Gli faceva bene, invece, curarsi delle persone a cui teneva: tante le domeniche sera nella sala da pranzo più piccola, quella da venti persone al massimo, in cui riuniva una stretta cerchia di suoi protegé politici e i direttori dei suoi tg. Non era una corte dei miracoli era una tavola aperta dove ognuno diceva la sua. E dove lui ascoltava. Se parlavi, inarcava il busto e ti guardava senza distrarsi un solo secondo, pure se dicevi cose che sapeva già. Una sera mi son trovato fianco a fianco in una sala nel seminterrato adibita a cinema, dove vedere le partite del Milan dava quasi l’idea di essere in curva. Ero da solo con lui. Non avevo mai visto una partita in vita mia e, quando alla fine del primo tempo in un Torino-Milan di settembre, le porte si invertirono e il Milan subì l’ennesimo gol dall’avversario, mi scappò una sorta di squittìo. Comprese la mia ignoranza in materia, non me lo fece pesare, e mi mandò a ripetizione a San Siro qualche domenica dopo. Quella sera coi supplementari se la cavò il Milan e io fui visto come un portafortuna. La volta dopo, contro il Parma, non andò altrettanto bene ma lui non venne in tribuna: la decadenza da senatore era vicina, la condanna ai servizi sociali pure, di uscire non aveva voglia. Ma mai una volta che lo abbia sentito parlar male degli avversari o di chi lo aveva in qualche modo messo in quella circostanza.

Roma interno giorno. A Palazzo Grazioli stavamo aspettando il verdetto: Berlusconi non era più senatore. Un fuggi fuggi nelle due ore successive, imbarazzante. Volevamo organizzare una sorta di fiaccolata silenziosa davanti al Colle, eravamo in tre. In tre rimanemmo. Dei suoi traditori sapeva benissimo nomi e cognomi.
Mai una parolaccia spesa in loro disprezzo.
Un dispetto, una volta, di cui fui inconsapevolmente complice: mi chiamò per un tè di lunedì pomeriggio. Ovviamente mi precipitai. Lui che era sempre di fretta, quel giorno era in vena di raccontare barzellette. Molte non facevano ridere. Lo fece per due ore.
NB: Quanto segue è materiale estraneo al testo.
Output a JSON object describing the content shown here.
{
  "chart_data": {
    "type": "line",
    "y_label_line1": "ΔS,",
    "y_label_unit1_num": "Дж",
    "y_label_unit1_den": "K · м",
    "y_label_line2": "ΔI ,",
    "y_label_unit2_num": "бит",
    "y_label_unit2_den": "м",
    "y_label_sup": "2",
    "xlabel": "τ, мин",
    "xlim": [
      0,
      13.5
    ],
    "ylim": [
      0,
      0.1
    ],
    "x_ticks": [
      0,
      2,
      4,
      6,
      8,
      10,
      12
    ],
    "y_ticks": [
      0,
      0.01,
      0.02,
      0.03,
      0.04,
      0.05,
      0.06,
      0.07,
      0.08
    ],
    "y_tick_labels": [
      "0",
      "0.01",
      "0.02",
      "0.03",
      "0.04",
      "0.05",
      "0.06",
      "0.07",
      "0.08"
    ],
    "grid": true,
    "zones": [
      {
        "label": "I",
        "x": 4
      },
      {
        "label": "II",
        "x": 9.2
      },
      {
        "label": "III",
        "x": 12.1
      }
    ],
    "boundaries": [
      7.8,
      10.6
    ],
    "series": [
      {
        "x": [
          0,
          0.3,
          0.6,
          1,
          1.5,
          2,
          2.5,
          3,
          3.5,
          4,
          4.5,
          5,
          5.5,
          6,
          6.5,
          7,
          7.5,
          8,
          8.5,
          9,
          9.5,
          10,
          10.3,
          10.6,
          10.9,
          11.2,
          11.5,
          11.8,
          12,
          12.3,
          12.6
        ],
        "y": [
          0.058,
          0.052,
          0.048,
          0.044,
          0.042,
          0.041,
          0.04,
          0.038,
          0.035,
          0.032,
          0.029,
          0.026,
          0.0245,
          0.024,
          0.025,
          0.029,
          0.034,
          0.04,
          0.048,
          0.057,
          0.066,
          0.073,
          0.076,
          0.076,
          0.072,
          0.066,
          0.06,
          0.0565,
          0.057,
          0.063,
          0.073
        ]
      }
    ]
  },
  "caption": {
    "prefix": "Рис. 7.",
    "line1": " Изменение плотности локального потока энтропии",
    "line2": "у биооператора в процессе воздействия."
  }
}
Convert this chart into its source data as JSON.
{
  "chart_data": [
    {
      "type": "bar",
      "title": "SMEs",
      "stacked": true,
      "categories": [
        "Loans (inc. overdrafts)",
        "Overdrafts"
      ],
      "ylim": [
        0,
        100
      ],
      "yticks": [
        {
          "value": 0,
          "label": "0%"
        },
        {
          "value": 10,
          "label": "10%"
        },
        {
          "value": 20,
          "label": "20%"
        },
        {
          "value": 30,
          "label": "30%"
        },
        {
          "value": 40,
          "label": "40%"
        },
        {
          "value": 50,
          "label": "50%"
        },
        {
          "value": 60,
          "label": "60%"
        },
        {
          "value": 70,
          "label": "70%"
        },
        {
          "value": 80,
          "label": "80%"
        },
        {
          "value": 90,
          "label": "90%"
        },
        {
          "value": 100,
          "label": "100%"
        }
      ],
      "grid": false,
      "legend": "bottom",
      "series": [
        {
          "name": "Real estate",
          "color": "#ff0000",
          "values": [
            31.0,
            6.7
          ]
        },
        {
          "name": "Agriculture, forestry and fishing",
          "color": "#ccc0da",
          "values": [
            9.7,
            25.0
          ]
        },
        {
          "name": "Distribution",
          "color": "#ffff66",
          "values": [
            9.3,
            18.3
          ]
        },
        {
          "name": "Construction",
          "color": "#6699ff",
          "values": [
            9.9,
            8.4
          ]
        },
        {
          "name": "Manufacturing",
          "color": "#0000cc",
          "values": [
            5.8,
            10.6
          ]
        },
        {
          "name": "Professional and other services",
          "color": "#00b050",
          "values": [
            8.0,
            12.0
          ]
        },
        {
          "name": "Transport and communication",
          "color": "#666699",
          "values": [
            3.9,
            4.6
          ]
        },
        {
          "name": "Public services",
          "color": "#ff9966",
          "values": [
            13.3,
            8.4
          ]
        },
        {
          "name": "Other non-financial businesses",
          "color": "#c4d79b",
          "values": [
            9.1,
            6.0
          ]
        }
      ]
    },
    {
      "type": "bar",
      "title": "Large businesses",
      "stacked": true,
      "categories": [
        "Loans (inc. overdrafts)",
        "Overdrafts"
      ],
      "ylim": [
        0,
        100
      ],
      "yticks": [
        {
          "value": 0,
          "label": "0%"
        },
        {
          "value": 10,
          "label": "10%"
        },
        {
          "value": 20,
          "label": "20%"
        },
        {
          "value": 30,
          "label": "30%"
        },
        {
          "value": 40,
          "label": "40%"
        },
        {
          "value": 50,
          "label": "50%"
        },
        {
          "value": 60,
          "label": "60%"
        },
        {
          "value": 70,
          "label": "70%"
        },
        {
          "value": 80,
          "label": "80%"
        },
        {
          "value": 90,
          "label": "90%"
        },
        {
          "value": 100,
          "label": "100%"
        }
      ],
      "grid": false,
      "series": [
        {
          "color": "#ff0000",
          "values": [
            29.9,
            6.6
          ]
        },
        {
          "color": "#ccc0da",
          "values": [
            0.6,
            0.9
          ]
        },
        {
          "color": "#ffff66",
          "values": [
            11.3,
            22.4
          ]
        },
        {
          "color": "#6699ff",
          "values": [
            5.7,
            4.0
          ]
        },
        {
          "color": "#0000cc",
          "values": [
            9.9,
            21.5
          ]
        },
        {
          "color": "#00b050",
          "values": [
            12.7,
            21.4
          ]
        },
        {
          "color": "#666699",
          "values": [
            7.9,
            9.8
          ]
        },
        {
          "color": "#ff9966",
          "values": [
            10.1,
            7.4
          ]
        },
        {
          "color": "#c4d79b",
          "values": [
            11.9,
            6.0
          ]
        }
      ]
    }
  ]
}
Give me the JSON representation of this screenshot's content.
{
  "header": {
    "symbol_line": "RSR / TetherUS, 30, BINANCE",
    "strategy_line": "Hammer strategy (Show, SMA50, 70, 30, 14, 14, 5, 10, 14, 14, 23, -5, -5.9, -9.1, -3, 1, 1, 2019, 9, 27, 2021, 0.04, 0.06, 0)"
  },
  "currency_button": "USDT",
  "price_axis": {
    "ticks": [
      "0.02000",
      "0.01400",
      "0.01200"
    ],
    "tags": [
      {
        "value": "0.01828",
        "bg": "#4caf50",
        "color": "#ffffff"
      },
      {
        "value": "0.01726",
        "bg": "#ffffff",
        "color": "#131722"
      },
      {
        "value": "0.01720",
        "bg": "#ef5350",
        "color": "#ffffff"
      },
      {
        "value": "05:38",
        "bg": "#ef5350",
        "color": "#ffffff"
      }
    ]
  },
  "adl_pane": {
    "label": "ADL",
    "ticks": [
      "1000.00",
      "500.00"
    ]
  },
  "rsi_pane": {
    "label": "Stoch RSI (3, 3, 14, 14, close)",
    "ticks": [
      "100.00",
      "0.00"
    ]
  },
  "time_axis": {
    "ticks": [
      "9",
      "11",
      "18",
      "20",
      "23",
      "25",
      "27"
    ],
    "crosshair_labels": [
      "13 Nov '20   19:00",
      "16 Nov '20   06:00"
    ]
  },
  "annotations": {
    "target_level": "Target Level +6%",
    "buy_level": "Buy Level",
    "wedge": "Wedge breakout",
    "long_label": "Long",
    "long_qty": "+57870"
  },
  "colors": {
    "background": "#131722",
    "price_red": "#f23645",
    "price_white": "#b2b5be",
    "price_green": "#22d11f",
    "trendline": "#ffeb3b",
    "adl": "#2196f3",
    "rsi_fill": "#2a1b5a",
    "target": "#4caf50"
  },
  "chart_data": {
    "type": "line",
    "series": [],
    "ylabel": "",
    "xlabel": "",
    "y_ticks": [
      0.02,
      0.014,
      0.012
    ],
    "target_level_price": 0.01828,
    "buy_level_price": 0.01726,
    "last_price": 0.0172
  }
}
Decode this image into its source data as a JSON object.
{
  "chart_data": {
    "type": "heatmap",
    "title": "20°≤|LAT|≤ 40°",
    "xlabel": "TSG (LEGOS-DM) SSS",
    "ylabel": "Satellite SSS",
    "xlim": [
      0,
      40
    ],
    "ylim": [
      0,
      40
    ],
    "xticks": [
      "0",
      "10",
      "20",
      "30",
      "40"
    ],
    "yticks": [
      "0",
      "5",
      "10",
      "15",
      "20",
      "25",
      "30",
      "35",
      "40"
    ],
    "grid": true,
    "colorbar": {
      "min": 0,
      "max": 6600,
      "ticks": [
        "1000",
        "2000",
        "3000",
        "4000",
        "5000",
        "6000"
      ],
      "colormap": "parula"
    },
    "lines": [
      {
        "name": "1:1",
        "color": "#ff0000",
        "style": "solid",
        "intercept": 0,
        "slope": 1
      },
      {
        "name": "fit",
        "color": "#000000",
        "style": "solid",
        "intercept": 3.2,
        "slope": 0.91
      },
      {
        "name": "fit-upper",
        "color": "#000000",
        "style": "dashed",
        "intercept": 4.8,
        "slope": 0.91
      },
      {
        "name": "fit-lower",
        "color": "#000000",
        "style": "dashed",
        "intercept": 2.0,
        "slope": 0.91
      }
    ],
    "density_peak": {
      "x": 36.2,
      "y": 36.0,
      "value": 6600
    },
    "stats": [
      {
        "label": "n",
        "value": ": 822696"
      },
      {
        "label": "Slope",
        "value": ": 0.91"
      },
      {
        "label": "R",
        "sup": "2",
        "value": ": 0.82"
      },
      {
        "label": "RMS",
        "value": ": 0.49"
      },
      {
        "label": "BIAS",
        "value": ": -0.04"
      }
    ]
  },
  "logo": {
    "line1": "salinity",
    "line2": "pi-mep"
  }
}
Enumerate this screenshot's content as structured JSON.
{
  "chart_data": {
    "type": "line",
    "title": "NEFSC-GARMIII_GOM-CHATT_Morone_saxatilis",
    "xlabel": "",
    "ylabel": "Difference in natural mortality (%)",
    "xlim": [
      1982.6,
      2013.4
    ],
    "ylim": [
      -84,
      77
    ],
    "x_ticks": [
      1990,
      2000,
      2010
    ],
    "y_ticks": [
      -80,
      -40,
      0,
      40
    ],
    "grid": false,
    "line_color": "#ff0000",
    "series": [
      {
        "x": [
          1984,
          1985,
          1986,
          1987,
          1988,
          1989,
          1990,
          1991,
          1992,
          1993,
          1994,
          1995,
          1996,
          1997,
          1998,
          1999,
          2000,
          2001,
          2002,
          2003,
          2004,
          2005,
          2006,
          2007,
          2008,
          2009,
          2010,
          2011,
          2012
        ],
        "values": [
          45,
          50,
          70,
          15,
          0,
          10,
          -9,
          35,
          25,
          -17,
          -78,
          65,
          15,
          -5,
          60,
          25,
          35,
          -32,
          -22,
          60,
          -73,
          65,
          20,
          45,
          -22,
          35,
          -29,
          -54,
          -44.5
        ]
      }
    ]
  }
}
Scoprìi solo dopo che il tutto era stato in qualche modo orchestrato per far fare anticamera ad Angelino Alfano, che detestava le lunghe attese. Quella sera si vedevano per dirsi addio: il venerdì successivo nasceva il Nuovo Centro Destra, e con esso un tot di fedelissimi mollavano la presa. Cosa disse? Niente. Una profonda delusione gli si leggeva in faccia, ma era da tempo che se lo aspettava.
Il regalo più grande, segno di una umanità che pochi si possono permettere, la telefonata a mio papà nel giorno del suo cinquantanovesimo compleanno. Mio padre era stato assessore di Forza Italia e, come lui, nasceva craxiano. Non si erano però mai incontrati: “Mi raccomando, Mauro, festeggi alla grande, ma non vada a puttane. Non oggi, quantomeno”.